Une semaine avant de nous narrer les exploits de certains de nos vaillants gardiens de la paix, Le Canard enchaîné, sous la plume de Louis-Marie Horeau, nous mettait déjà en condition (« Mandale d’amener », 3/12). « Certes, écrit le journaliste, Vittorio de Filippis a été gâté. Alors qu’il n’encourt pas un jour de prison, qu’il a une adresse, un téléphone et un passé judiciaire désespérément vide, il a eu droit au traitement haut de gamme : insultes, fouille humiliante, menottes. Mais la technique qui consiste à faire enfermer quelques heures, dans une cellule puante, un citoyen qui vous a manqué de respect est utilisée avec bonheur par des milliers de policiers sans que cet exploit justifie le 20 heures de TF1, et encore moins un communiqué de l’Élysée. »

Le journaliste poursuit. « Tous les jours, toutes les nuits, des femmes et des hommes qui ont mal parlé à un représentant de la loi se retrouvent menottés, déshabillés et bouclés, avec ou sans quelques baffes, c’est selon. Parfois, un regard de travers peut suffire. [...] C’est de cette triste routine que l’infortuné Vittorio de Filippis a été victime. La seule différence, au fond assez ténue, tient à ce que c’est à la juge qu’il a semblé manquer de respect. » Avec de bons yeux, on peut lire l’intégral de cet éditorial de Louis-Marie Horeau en une du Canard enchaîné.

Dans Charlie Hebdo (3/12), c’est Philippe Val qui s’indigne des « traitements humiliants » subits par Vittorio de Filippis. « Il est bien évident que la curiosité des policiers pour l’orifice anal du journaliste est un message. Il exprime un désir de bien faire comprendre comment le pouvoir judiciaire considère la profession. [...] Mais Vittorio de Filippis est un journaliste connu. Imaginons maintenant comment sont traités les anonymes, les encapuchonnés qui traînent au pied des barres, et qui ne bénéficient pas de la solidarité médiatique de la profession. Il y a quelque chose de pourri entre le peuple et l’autorité de l’État. »

Charlie enchaîné


Comment (ré)agir face à la police ?

Le bimensuel lillois La Brique (11-12/08) donne quelques conseils au cas où l’on aurait à faire avec la police. Lors d’un contrôle d’identité, il n’est pas obligatoire d’avoir ses papiers sur soi, mais il faut pouvoir justifier de son identité (nom, prénom, date et lieu de naissance, domicile). Dans ce cas, on peut être amener à passer quatre heures maximum au poste pour les vérifications d’usage.
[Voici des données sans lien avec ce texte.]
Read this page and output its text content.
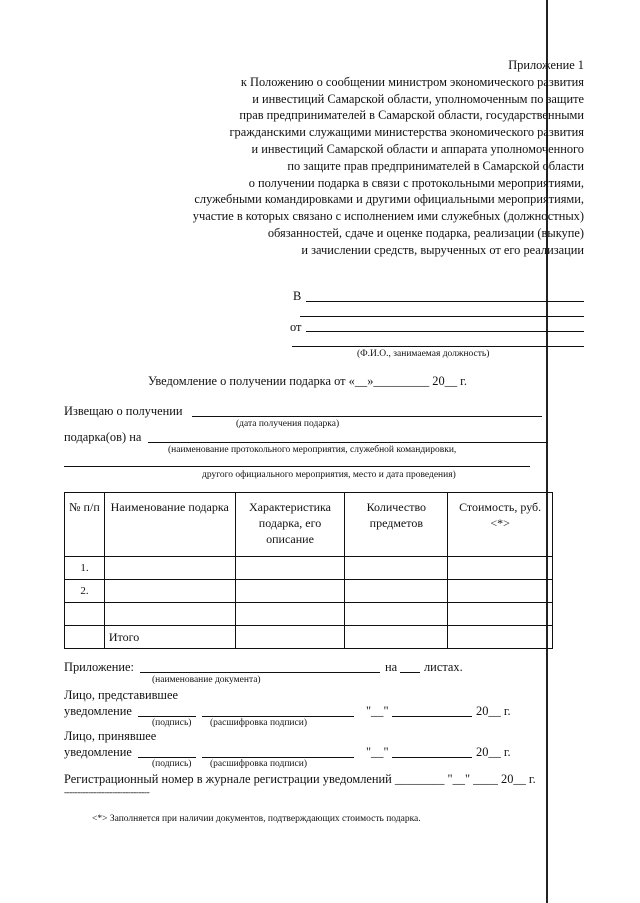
Приложение 1
к Положению о сообщении министром экономического развития
и инвестиций Самарской области, уполномоченным по защите
прав предпринимателей в Самарской области, государственными
гражданскими служащими министерства экономического развития
и инвестиций Самарской области и аппарата уполномоченного
по защите прав предпринимателей в Самарской области
о получении подарка в связи с протокольными мероприятиями,
служебными командировками и другими официальными мероприятиями,
участие в которых связано с исполнением ими служебных (должностных)
обязанностей, сдаче и оценке подарка, реализации (выкупе)
и зачислении средств, вырученных от его реализации
В
от
(Ф.И.О., занимаемая должность)
Уведомление о получении подарка от «__»_________ 20__ г.
Извещаю о получении
(дата получения подарка)
подарка(ов) на
(наименование протокольного мероприятия, служебной командировки,
другого официального мероприятия, место и дата проведения)
№ п/п	Наименование подарка	Характеристика подарка, его описание	Количество предметов	Стоимость, руб. <*>
1.				
2.				

	Итого			
Приложение:	на листах.
(наименование документа)
Лицо, представившее
уведомление	"__"	20__ г.
(подпись) (расшифровка подписи)
Лицо, принявшее
уведомление	"__"	20__ г.
(подпись) (расшифровка подписи)
Регистрационный номер в журнале регистрации уведомлений ________ "__" ____ 20__ г.
--------------------------------
<*> Заполняется при наличии документов, подтверждающих стоимость подарка.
Durant une garde à vue, nos droits doivent nous être énoncés par un officier de police judiciaire dans les trois premières heures. Si l’on en fait la demande, on peut prévenir un proche et contacter un avocat ou un médecin. Selon le journal, la seule obligation d’un gardé à vue est de décliner son identité ; pour le reste, il suffit de n’avoir rien à déclarer, si ce n’est... des violences policières. En outre, il est conseillé de bien relire le procès verbal en fin d’audition.

Jeddo

P.-S.

Ajout du 29/12. Sur la garde à vue, on lira avec profit deux billets du Journal d’un avocat : « Garde à vue » et « (Re)parlons garde à vue ».
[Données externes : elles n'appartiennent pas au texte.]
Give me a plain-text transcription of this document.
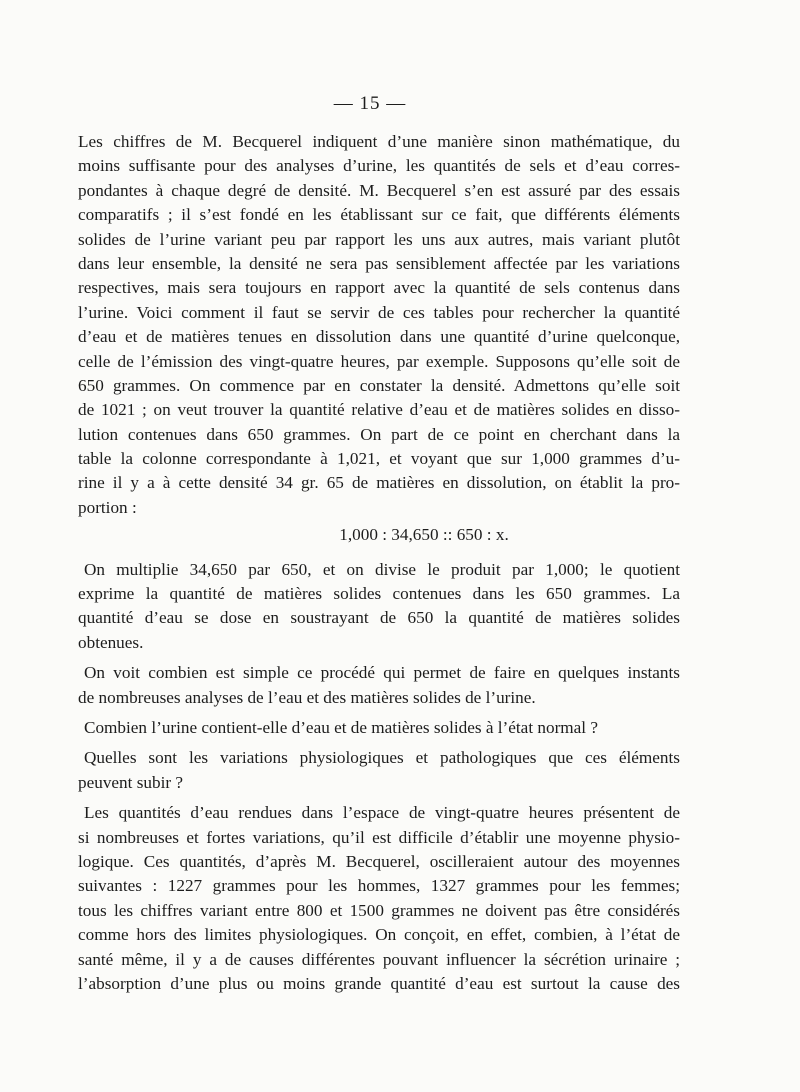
— 15 —
Les chiffres de M. Becquerel indiquent d’une manière sinon mathématique, du
moins suffisante pour des analyses d’urine, les quantités de sels et d’eau corres-
pondantes à chaque degré de densité. M. Becquerel s’en est assuré par des essais
comparatifs ; il s’est fondé en les établissant sur ce fait, que différents éléments
solides de l’urine variant peu par rapport les uns aux autres, mais variant plutôt
dans leur ensemble, la densité ne sera pas sensiblement affectée par les variations
respectives, mais sera toujours en rapport avec la quantité de sels contenus dans
l’urine. Voici comment il faut se servir de ces tables pour rechercher la quantité
d’eau et de matières tenues en dissolution dans une quantité d’urine quelconque,
celle de l’émission des vingt-quatre heures, par exemple. Supposons qu’elle soit de
650 grammes. On commence par en constater la densité. Admettons qu’elle soit
de 1021 ; on veut trouver la quantité relative d’eau et de matières solides en disso-
lution contenues dans 650 grammes. On part de ce point en cherchant dans la
table la colonne correspondante à 1,021, et voyant que sur 1,000 grammes d’u-
rine il y a à cette densité 34 gr. 65 de matières en dissolution, on établit la pro-
portion :
1,000 : 34,650 :: 650 : x.
On multiplie 34,650 par 650, et on divise le produit par 1,000; le quotient
exprime la quantité de matières solides contenues dans les 650 grammes. La
quantité d’eau se dose en soustrayant de 650 la quantité de matières solides
obtenues.
On voit combien est simple ce procédé qui permet de faire en quelques instants
de nombreuses analyses de l’eau et des matières solides de l’urine.
Combien l’urine contient-elle d’eau et de matières solides à l’état normal ?
Quelles sont les variations physiologiques et pathologiques que ces éléments
peuvent subir ?
Les quantités d’eau rendues dans l’espace de vingt-quatre heures présentent de
si nombreuses et fortes variations, qu’il est difficile d’établir une moyenne physio-
logique. Ces quantités, d’après M. Becquerel, oscilleraient autour des moyennes
suivantes : 1227 grammes pour les hommes, 1327 grammes pour les femmes;
tous les chiffres variant entre 800 et 1500 grammes ne doivent pas être considérés
comme hors des limites physiologiques. On conçoit, en effet, combien, à l’état de
santé même, il y a de causes différentes pouvant influencer la sécrétion urinaire ;
l’absorption d’une plus ou moins grande quantité d’eau est surtout la cause des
Ajout du 30/12. Un tout autre registre, mais qui illustre parfaitement une fois encore le zèle dont savent faire preuve nos vénérables gardiens de la paix, l’empêchement de photographier en rond. À lire sur Rue89 : « Lyon : “Pas de photos. Maintenant, c’est comme ça” ».

Ajout du 24/11/09. Un an après, suite de l’affaire Jean-François de Lauzun (via France Info) : « Une garde à vue à 1 million d’euros ».